We did our 4 scuba dives in the rainy weather too. Nice clear water & pretty formations with several swim-throughs, great colorful walls full of nudibranches, sandy areas with garden eels and some interesting new fish. And we did hear whalesong again! I absolutely couldn't concentrate on the dive when the whales were singing. It is a haunting, moving song for me and probably others too. This time it was farther away and more melodious than the video clip we have on the blog which was from right beneath us. I think humpbacks are some of the most beautiful whales there are and hearing the song, I just wanted to swim over to try to find them. It was chilly between dives since you need a good hour to breathe off the nitrogen build-up and there was a cold wind. We are all definitely noticing the cooler water & air. Our wetsuits are worn out and not insulating as well either. We did the diving with Mawari & another couple we know off a British boat named Superted. After the first day, we got together for dinner to share pictures and sightings and compare our whale dive experiences as well.

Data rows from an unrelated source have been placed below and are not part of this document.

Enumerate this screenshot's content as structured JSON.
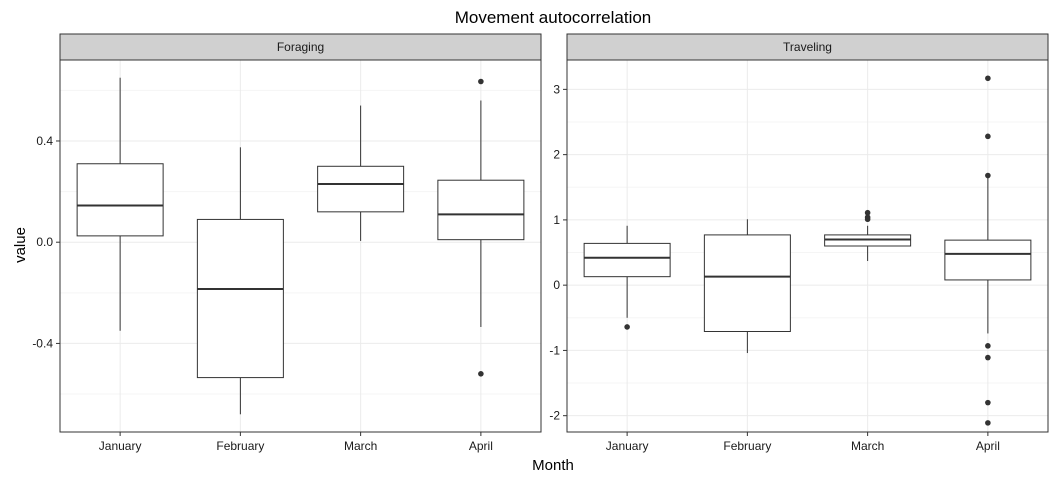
{
  "chart_data": {
    "type": "boxplot",
    "title": "Movement autocorrelation",
    "xlabel": "Month",
    "ylabel": "value",
    "categories": [
      "January",
      "February",
      "March",
      "April"
    ],
    "panels": [
      {
        "name": "Foraging",
        "ylim": [
          -0.75,
          0.72
        ],
        "yticks": [
          -0.4,
          0.0,
          0.4
        ],
        "ytick_labels": [
          "-0.4",
          "0.0",
          "0.4"
        ],
        "boxes": [
          {
            "category": "January",
            "min": -0.35,
            "q1": 0.025,
            "median": 0.145,
            "q3": 0.31,
            "max": 0.65,
            "outliers": []
          },
          {
            "category": "February",
            "min": -0.68,
            "q1": -0.535,
            "median": -0.185,
            "q3": 0.09,
            "max": 0.375,
            "outliers": []
          },
          {
            "category": "March",
            "min": 0.005,
            "q1": 0.12,
            "median": 0.23,
            "q3": 0.3,
            "max": 0.54,
            "outliers": []
          },
          {
            "category": "April",
            "min": -0.335,
            "q1": 0.01,
            "median": 0.11,
            "q3": 0.245,
            "max": 0.56,
            "outliers": [
              0.635,
              -0.52
            ]
          }
        ]
      },
      {
        "name": "Traveling",
        "ylim": [
          -2.25,
          3.45
        ],
        "yticks": [
          -2,
          -1,
          0,
          1,
          2,
          3
        ],
        "ytick_labels": [
          "-2",
          "-1",
          "0",
          "1",
          "2",
          "3"
        ],
        "boxes": [
          {
            "category": "January",
            "min": -0.5,
            "q1": 0.13,
            "median": 0.42,
            "q3": 0.64,
            "max": 0.91,
            "outliers": [
              -0.64
            ]
          },
          {
            "category": "February",
            "min": -1.04,
            "q1": -0.71,
            "median": 0.13,
            "q3": 0.77,
            "max": 1.01,
            "outliers": []
          },
          {
            "category": "March",
            "min": 0.37,
            "q1": 0.6,
            "median": 0.7,
            "q3": 0.77,
            "max": 0.91,
            "outliers": [
              1.11,
              1.04,
              1.01
            ]
          },
          {
            "category": "April",
            "min": -0.74,
            "q1": 0.08,
            "median": 0.48,
            "q3": 0.69,
            "max": 1.65,
            "outliers": [
              3.17,
              2.28,
              1.68,
              -0.93,
              -1.11,
              -1.8,
              -2.11
            ]
          }
        ]
      }
    ]
  }
}
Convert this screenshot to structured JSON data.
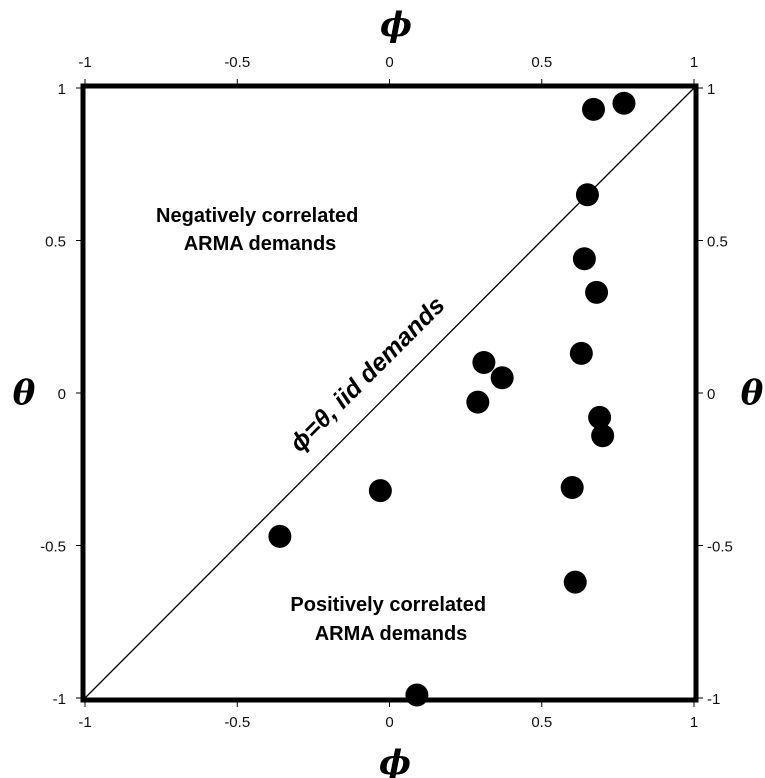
{
  "chart_data": {
    "type": "scatter",
    "title": "",
    "xlabel": "ϕ",
    "ylabel": "θ",
    "xlim": [
      -1,
      1
    ],
    "ylim": [
      -1,
      1
    ],
    "x_ticks": [
      -1,
      -0.5,
      0,
      0.5,
      1
    ],
    "y_ticks": [
      -1,
      -0.5,
      0,
      0.5,
      1
    ],
    "x_tick_labels": [
      "-1",
      "-0.5",
      "0",
      "0.5",
      "1"
    ],
    "y_tick_labels": [
      "-1",
      "-0.5",
      "0",
      "0.5",
      "1"
    ],
    "grid": false,
    "points": [
      {
        "x": 0.67,
        "y": 0.93
      },
      {
        "x": 0.77,
        "y": 0.95
      },
      {
        "x": 0.65,
        "y": 0.65
      },
      {
        "x": 0.64,
        "y": 0.44
      },
      {
        "x": 0.68,
        "y": 0.33
      },
      {
        "x": 0.63,
        "y": 0.13
      },
      {
        "x": 0.31,
        "y": 0.1
      },
      {
        "x": 0.37,
        "y": 0.05
      },
      {
        "x": 0.29,
        "y": -0.03
      },
      {
        "x": 0.69,
        "y": -0.08
      },
      {
        "x": 0.7,
        "y": -0.14
      },
      {
        "x": 0.6,
        "y": -0.31
      },
      {
        "x": -0.03,
        "y": -0.32
      },
      {
        "x": -0.36,
        "y": -0.47
      },
      {
        "x": 0.61,
        "y": -0.62
      },
      {
        "x": 0.09,
        "y": -0.99
      }
    ],
    "reference_line": {
      "from": [
        -1,
        -1
      ],
      "to": [
        1,
        1
      ],
      "label": "ϕ=θ, iid demands"
    },
    "annotations": [
      {
        "lines": [
          "Negatively correlated",
          "ARMA demands"
        ]
      },
      {
        "lines": [
          "Positively correlated",
          "ARMA demands"
        ]
      }
    ],
    "marker_color": "#000000"
  }
}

After the diving days, we needed a day in town to get ourselves together before heading back out to the outer islands. We have somewhat of an addiction going on with the handicraft market and Sue has it too- we can't stay out of there! A few days ago, we all ducked into the market during a rainshower so Sue ended up with some more necklaces and then yet another woven basket in her hands and Jon picked up a necklace for himself. Then we hear Bob say " this is getting to be quite an expensive rainshower" and we all busted out laughing. Then we meet up with Sue yesterday and Jon notices she's got another new necklace and she says "oh, I got it yesterday!" The woven baskets and cow bone carvings are really beautiful and unique and every time we meet up with another cruiser, they've got a carving hanging around their neck - one you might want for yourself so back into the handicraft market you go to peruse some more.
On one of the days we were moored near town, we experienced a brief earthquake on the boat. I noticed a split second sensation of the boat shuddering and the floor rising under my feet. I couldn't figure out what it was and Jon didn't feel it but then they announced over the radio that there'd been an earthquake. I think it ended up being in the high 3's on the scale. Definitely an odd sensation on the boat.
Yesterday we celebrated Jon's birthday since it was October 3rd where we are now! I had big ideas of what I wanted to cook but couldn't find any chicken breast or roasts. I ended up making spaghetti sauce and felt lucky to have gotten the hamburger for that. We had Bob & Sue over along with another couple from our current anchorage- Mike & Karen and we had a fun night. Jon's gift from Bob & Sue was a much wanted woven star treetop ornament that Sue got at the HANDICRAFT MARKET!!! We'd all been eyeballing it feeling we didn't deserve it but thankfully Jon had a birthday so he was worthy. Plus Sue ordered one for herself if the lady can make one in tome before we need to leave.
Today was primarily a snorkeling day since the sun actually shined a bit. Although it adds a lot of warmth and makes the corals brighter, the reef is busier on a cloudy day since I think the fish feel it's darker, so we snorkel on cloudy days too. Anyway, we've begun to get into waters that have more dangerous marine life and so we're trying to be careful what we pick up and touch. But some things, like the textile cone shell (deadly if it punctures you), we didn't recognize yet since there are lots of different cone shells. Anyway, Jon gives me what is thankfully definitely an empty cone shell today and I tuck it into the arm of my wetsuit to bring back home. Later, Sue picks up a coneshell and I tell her that she needs to be careful since we're going to be moving into the areas where the deadly coneshells are. She looks surprised since she wasn't aware of this. So I get back to the boat and take off my wetsuit- out tumbles the shell. Later tonight we decide to look up what exactly the textile shells look like, only to discover that what Jon had given me and I had put against my skin was indeed a textile coneshell. So... I think I got lucky today. Sometimes we pick up shells and they appear empty but upon carrying them for a bit while we swim, the animal will peek out so we'll know it's inhabited & put it back. There's something about textile coneshells. One day we were up in Vermont and over morning coffee, we talked with my dad about these very coneshells out of the blue and we even looked them up in an ID book. Then later that same morning, Jon & went for a run and along the road, there be a coneshell! How it got there we have no idea but the timing was impeccable for weirdness!
Anyway, that's what we've been up to. A lot of bottom time and a little good luck.